Nella vita possono nascere amicizie che sfociano in collaborazioni di lavoro: esistono certo, ma non credo molto in questi tipi di rapporto lavorativo e le relazioni personali pregresse distorcono la realtà dei fatti. A volte dici, o non dici, in funzione di equilibri personali, e questo falsa la relazione di lavoro. Poi ci sono legami di lavoro che sfociano in amicizia, che diventa il vero valore aggiunto della relazione lavorativa e questo secondo caso è quello che mi lega a Massimo.

Ho avuto modo di pesare il suo lavoro senza condizionamenti e gli anni che ci legano testimoniano la professionalità di Massimo nello svolgere la sua attività: presente, professionale, veloce, educato. In altre parole efficiente.

I soldi, anzi, i propri risparmi, sono un patrimonio che coinvolge tutto il mondo familiare e personale, un “sistema” delicato alla base della vita di ognuno.

Una volta la banca era una delle istituzioni basilari, uno dei pochi punti di riferimento certi nella vita, come il maresciallo dei carabinieri, il parroco, il medico di base.

In banca ognuno aveva il suo “Mario”, la persona a cui ci si rivolgeva per qualunque operazione, che consigliava di sottoscrivere bot e cct per le due lire (all’epoca) che si risparmiava e si tenevano sul conto. L’estratto conto mensile che arrivava con l’ammontare del tesoretto era il momento in cui si iniziava ad avere la consapevolezza di essere riusciti ad incanalare la propria vita nel percorso corretto.

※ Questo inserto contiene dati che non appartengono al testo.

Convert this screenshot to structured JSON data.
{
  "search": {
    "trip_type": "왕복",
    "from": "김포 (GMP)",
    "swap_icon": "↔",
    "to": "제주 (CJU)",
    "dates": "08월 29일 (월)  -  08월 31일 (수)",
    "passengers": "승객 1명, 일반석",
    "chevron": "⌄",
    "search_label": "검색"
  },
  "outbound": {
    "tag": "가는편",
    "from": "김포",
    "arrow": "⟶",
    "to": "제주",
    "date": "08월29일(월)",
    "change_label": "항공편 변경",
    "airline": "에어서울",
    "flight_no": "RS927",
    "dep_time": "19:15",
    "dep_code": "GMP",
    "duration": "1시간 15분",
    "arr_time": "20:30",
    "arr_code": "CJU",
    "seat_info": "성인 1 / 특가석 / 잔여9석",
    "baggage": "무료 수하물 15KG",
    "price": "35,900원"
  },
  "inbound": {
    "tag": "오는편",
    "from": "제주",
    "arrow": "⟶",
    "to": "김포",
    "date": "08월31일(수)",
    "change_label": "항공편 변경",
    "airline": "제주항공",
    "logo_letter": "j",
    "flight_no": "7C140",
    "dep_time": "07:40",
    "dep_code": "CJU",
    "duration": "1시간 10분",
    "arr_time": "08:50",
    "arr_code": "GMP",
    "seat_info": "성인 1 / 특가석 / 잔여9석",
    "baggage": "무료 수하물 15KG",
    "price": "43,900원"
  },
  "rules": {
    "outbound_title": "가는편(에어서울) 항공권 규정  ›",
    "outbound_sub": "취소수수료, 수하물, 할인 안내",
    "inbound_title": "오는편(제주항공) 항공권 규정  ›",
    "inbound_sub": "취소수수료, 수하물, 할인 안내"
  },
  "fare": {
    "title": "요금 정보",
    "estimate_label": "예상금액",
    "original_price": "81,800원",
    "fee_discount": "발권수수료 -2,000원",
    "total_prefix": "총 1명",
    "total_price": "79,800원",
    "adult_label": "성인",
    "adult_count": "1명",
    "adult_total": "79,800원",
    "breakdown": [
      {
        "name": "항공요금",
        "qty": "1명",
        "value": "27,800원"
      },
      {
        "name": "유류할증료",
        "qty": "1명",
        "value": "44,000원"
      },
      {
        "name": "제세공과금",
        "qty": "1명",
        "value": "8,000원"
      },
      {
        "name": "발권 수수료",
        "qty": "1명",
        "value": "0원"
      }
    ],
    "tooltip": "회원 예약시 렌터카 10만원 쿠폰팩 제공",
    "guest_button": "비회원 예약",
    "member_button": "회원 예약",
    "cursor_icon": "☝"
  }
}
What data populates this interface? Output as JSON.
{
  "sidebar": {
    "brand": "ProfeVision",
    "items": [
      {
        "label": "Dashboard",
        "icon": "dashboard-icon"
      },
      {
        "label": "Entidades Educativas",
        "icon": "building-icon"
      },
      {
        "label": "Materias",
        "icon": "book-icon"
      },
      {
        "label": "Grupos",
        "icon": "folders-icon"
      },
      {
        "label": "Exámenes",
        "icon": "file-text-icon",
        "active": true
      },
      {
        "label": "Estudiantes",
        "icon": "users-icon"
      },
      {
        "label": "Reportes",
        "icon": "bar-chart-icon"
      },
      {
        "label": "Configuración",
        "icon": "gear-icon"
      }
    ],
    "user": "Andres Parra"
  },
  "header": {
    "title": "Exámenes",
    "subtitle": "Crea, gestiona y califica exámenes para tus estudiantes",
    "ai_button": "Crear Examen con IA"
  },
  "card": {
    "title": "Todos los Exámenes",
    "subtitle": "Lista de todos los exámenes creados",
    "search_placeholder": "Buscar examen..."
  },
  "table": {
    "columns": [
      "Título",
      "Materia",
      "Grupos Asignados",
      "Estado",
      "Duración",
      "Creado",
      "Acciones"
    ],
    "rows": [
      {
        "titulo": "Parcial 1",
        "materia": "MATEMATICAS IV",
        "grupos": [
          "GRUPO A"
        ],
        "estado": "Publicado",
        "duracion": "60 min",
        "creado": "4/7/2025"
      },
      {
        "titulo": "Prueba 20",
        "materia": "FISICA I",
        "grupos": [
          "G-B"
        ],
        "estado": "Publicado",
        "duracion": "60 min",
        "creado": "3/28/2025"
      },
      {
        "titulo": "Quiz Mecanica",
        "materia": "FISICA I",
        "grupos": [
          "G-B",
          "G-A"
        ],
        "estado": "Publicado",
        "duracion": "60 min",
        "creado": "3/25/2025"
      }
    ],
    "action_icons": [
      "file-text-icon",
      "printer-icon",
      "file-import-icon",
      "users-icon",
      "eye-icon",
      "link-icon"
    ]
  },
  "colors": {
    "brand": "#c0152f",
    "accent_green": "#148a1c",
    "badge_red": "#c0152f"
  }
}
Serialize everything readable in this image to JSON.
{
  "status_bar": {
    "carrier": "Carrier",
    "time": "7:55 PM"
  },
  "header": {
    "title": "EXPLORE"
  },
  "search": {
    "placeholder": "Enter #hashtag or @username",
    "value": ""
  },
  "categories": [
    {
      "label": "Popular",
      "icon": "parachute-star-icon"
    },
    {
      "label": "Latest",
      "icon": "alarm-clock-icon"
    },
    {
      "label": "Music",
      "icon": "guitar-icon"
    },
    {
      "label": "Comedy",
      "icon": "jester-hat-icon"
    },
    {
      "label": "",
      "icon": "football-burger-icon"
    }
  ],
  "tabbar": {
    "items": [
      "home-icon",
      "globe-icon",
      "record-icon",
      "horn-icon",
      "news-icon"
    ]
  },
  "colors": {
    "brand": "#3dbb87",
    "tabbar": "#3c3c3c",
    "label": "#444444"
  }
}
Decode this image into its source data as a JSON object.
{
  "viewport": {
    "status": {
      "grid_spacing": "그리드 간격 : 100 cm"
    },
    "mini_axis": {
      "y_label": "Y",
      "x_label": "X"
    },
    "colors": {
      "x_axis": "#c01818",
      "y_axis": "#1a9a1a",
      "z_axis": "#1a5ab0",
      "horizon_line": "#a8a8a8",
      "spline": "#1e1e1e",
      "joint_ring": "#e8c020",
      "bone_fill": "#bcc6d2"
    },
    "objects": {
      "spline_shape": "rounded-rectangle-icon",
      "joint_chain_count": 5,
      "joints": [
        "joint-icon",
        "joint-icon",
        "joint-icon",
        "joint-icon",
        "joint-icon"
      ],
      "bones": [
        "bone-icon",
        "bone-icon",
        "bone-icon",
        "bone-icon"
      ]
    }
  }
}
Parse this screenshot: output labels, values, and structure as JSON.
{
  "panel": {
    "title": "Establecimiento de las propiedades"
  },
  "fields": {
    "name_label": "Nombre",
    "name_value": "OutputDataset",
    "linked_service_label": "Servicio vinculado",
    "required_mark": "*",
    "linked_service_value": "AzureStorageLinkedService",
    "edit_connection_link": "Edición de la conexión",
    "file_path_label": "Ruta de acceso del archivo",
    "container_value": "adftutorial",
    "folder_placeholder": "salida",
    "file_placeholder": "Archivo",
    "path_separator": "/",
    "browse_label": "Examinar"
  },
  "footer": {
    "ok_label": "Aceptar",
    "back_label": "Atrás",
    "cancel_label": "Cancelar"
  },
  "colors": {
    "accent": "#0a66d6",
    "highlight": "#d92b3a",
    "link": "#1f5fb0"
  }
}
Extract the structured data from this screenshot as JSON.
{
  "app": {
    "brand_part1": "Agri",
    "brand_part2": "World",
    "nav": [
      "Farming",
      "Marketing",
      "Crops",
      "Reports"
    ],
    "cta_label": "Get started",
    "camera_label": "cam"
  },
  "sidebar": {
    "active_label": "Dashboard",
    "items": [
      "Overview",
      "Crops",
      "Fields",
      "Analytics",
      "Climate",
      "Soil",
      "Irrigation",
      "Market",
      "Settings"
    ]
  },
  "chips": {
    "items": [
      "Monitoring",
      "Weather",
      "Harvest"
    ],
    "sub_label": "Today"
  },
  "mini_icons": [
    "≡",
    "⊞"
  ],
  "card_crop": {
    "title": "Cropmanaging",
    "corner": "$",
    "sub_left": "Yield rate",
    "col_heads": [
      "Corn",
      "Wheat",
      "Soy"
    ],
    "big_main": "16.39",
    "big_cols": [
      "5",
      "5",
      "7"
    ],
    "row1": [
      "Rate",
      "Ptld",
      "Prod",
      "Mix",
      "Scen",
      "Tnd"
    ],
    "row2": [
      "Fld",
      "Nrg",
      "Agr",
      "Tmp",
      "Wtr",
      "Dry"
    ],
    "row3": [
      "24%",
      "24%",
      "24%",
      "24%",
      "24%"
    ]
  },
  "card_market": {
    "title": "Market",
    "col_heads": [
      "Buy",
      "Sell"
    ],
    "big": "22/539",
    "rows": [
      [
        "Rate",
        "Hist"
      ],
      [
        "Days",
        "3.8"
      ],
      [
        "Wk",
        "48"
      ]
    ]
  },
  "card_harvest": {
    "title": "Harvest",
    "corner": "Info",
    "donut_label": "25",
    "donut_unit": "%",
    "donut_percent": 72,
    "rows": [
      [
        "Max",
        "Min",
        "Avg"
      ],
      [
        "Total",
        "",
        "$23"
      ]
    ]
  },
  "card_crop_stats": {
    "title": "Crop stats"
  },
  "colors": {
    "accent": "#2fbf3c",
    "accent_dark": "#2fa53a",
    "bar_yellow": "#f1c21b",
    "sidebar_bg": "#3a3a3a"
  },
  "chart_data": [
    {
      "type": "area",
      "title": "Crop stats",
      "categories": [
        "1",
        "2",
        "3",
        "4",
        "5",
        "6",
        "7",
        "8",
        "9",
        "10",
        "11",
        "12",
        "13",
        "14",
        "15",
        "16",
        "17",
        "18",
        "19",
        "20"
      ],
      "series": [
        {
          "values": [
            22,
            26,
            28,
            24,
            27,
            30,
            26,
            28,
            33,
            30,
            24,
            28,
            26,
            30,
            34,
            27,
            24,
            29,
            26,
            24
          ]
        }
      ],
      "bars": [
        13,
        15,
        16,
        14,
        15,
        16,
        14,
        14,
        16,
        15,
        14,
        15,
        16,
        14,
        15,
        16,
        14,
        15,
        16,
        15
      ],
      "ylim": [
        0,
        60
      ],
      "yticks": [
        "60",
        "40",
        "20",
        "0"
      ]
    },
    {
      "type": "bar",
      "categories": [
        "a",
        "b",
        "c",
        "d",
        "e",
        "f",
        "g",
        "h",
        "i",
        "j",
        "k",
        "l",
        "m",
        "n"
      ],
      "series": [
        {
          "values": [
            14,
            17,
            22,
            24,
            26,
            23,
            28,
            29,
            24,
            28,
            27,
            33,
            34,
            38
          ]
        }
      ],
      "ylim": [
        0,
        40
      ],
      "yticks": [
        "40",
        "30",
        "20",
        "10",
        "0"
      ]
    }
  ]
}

Nella mia “banca” Il mio Mario si chiamava Francesca ma un giorno mi rispose Antonio e mi disse che Francesca non ci sarebbe più stata perché trasferita in altra filiale, così sparì, senza lasciare traccia. Si aprì una piccola crepa: chi era Antonio? Cosa sapeva  di me? Se avessi avuto bisogno di un consiglio, mi avrebbe dato una mano? Passarono un paio di mesi, e anche Antonio sparì. La crepa diventò più grande e capii che questa giostra non avrebbe avuto più fine.

Casualmente un amico comune mi presentò Massimo, giovane e intraprendente consulente finanziario, che mi spiegò un po’ il mondo bancario da un’altra angolazione, così iniziai ad affidargli qualche risparmio: da quel giorno lontano Massimo non ha mai cambiato atteggiamento, era ed è rimasto presente, professionale, veloce, in altre parole costantemente efficiente. Ho tralasciato la parola “educato” per sostituirla con “amico”.

Ricordo di aver lasciato definitivamente la vecchia banca dopo anni di collaborazione con Massimo, senza che lui mi abbia mai forzato, si è sempre allineato alla mia velocità, e da una decina di anni si occupa in toto dei risparmi di famiglia: oggi è un amico ed è anche “la mia banca”.

Il valore principale che riconosco a Massimo è la fiducia: si conquista e si consolida nel tempo, a volte la si può perdere in un minuto.

Gli riconosco anche la capacità di mettersi in discussione e di impegnarsi costantemente ad ampliare le sue conoscenze per metterle al servizio dei sui clienti: valore non comune.